We also know about the side effects of the drug. There's anemia, substantial grade 3/4 anemia in a substantial number of patients, and in the TALAPRO study today we also saw a very high rate of blood transfusions. So, we're taking a very well tolerated drug, AR pathway inhibitors, be it abiraterone or enzalutamide, and we're adding a drug in that has substantial toxicity. We're taking something that is well tolerated and we're actually making it toxic for a patient. And they would remain on these therapies for quite a while. We're talking a couple of years that they'd be on this treatment for.

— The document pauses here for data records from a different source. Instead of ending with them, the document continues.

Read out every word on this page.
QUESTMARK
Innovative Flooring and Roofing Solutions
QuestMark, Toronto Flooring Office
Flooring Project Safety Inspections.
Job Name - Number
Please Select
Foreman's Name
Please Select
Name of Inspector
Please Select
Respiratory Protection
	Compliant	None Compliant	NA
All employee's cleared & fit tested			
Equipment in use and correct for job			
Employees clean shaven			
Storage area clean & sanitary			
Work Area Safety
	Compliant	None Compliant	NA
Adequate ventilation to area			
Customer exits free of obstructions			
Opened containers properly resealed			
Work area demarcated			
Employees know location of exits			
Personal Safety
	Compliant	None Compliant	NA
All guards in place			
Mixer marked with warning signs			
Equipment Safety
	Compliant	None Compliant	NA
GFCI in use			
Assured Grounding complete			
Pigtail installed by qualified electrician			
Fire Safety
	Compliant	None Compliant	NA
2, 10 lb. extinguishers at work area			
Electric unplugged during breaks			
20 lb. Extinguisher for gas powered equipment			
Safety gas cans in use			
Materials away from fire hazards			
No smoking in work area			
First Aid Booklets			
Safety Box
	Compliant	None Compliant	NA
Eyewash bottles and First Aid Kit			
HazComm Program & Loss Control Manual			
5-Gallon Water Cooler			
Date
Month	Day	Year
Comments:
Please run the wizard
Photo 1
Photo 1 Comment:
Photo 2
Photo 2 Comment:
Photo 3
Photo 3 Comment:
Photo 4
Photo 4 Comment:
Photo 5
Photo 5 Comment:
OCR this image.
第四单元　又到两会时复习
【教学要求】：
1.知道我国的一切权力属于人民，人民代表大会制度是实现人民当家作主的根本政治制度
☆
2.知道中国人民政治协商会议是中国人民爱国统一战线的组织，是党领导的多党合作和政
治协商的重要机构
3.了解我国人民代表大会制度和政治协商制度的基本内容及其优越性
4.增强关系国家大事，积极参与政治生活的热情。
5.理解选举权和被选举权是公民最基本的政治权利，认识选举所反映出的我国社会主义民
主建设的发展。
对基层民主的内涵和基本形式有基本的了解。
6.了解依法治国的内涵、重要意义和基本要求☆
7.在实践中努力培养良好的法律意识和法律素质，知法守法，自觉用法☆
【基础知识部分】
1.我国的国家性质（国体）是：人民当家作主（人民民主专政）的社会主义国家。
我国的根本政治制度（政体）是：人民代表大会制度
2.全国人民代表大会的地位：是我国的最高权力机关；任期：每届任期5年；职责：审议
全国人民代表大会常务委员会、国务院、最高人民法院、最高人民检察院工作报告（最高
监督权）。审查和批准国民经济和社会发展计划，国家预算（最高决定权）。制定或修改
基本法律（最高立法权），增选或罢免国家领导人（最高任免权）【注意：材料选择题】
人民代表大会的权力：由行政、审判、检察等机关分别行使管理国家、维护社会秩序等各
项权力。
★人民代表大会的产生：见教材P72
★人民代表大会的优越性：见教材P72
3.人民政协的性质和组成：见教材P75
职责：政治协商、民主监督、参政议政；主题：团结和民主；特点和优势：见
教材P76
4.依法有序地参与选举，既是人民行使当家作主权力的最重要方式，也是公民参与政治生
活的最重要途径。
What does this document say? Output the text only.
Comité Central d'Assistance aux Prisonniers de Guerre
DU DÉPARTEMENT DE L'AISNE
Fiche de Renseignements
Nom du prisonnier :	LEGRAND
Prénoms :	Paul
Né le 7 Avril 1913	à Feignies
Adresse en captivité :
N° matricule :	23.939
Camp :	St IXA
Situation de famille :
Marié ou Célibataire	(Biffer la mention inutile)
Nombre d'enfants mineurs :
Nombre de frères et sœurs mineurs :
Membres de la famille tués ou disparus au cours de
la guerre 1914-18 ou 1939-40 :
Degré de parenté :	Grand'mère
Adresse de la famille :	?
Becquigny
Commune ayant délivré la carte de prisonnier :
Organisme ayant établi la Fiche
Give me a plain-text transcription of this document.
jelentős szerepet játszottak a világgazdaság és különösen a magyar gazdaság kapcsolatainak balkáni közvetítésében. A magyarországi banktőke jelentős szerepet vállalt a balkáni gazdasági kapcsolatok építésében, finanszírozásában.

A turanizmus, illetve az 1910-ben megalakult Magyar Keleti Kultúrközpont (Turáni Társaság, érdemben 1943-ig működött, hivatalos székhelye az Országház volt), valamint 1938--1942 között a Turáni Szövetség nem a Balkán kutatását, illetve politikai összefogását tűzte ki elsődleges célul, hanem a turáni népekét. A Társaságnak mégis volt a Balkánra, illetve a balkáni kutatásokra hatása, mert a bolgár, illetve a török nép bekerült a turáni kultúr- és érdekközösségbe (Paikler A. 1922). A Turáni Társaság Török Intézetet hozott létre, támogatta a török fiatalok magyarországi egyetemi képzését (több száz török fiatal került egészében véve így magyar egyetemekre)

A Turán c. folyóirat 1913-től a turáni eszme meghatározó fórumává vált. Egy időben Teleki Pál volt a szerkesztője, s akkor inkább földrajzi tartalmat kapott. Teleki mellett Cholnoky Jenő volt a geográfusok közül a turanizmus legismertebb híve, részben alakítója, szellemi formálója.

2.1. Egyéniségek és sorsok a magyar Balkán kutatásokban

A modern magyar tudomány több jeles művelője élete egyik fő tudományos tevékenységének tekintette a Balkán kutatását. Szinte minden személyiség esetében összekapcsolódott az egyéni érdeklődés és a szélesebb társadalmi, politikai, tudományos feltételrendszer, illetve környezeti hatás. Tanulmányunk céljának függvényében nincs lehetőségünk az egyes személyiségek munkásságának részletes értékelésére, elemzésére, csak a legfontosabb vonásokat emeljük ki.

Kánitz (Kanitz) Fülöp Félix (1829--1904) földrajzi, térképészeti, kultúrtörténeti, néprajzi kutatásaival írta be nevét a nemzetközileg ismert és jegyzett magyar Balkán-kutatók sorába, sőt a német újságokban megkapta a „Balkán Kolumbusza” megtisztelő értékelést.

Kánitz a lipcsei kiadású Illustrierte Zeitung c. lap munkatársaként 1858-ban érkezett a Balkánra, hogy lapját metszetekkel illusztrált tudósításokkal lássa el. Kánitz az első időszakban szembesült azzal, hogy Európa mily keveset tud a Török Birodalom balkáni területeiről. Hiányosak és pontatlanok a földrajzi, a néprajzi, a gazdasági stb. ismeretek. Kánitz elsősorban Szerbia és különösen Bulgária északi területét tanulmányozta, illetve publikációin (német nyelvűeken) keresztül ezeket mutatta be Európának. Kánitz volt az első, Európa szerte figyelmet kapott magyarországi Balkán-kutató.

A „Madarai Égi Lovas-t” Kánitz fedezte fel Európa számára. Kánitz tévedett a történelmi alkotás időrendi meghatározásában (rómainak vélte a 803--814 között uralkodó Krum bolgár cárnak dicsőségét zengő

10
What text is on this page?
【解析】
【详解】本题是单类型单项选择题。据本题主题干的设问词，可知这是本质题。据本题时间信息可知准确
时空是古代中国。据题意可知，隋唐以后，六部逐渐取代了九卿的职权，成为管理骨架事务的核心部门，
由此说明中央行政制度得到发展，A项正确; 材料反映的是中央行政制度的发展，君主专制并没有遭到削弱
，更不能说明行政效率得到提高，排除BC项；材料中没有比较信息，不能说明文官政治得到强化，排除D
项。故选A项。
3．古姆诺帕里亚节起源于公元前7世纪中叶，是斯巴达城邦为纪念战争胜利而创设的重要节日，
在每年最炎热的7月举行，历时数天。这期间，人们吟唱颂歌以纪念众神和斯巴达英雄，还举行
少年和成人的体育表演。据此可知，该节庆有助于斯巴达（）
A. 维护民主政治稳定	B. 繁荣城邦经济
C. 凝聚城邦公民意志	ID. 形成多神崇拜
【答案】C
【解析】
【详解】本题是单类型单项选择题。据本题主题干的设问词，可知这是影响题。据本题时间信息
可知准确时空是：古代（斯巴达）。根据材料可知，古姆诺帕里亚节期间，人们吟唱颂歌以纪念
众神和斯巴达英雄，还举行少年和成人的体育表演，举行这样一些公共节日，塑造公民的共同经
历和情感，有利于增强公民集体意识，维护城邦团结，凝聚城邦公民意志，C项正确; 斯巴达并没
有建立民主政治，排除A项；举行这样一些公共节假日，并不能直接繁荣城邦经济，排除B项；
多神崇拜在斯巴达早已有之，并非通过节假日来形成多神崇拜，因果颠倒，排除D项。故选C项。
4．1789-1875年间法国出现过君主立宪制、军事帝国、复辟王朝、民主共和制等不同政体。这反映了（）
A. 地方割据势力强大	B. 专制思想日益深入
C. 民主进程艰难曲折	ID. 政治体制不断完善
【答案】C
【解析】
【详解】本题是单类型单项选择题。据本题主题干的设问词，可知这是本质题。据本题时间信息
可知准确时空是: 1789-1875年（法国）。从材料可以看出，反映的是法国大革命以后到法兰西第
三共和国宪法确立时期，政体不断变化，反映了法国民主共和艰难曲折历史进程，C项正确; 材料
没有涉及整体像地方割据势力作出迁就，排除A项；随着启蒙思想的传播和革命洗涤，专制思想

Alicia Morgans: Agreed. Are there specific adverse events, other than the cytopenias, that you raise as areas just to be attentive to and to think about when you're thinking about these combinations, whether in a selected population or otherwise?
Kim Chi: Yeah, I think one that we underplay is the nausea. It is a common side effect with PARP inhibitors, but it tends to be low grade. But I know, for me, having a nausea every day from a pill that you're taking can be challenging for patients. So I think nausea is something we need to think about. Fatigue is another one. And then what we saw also in PROpel is that there was a bit of an increase in thromboembolic events, so we also need to be aware of those kinds of side effects. But these are real side effects that patients have to live with every day that we need to be attentive to.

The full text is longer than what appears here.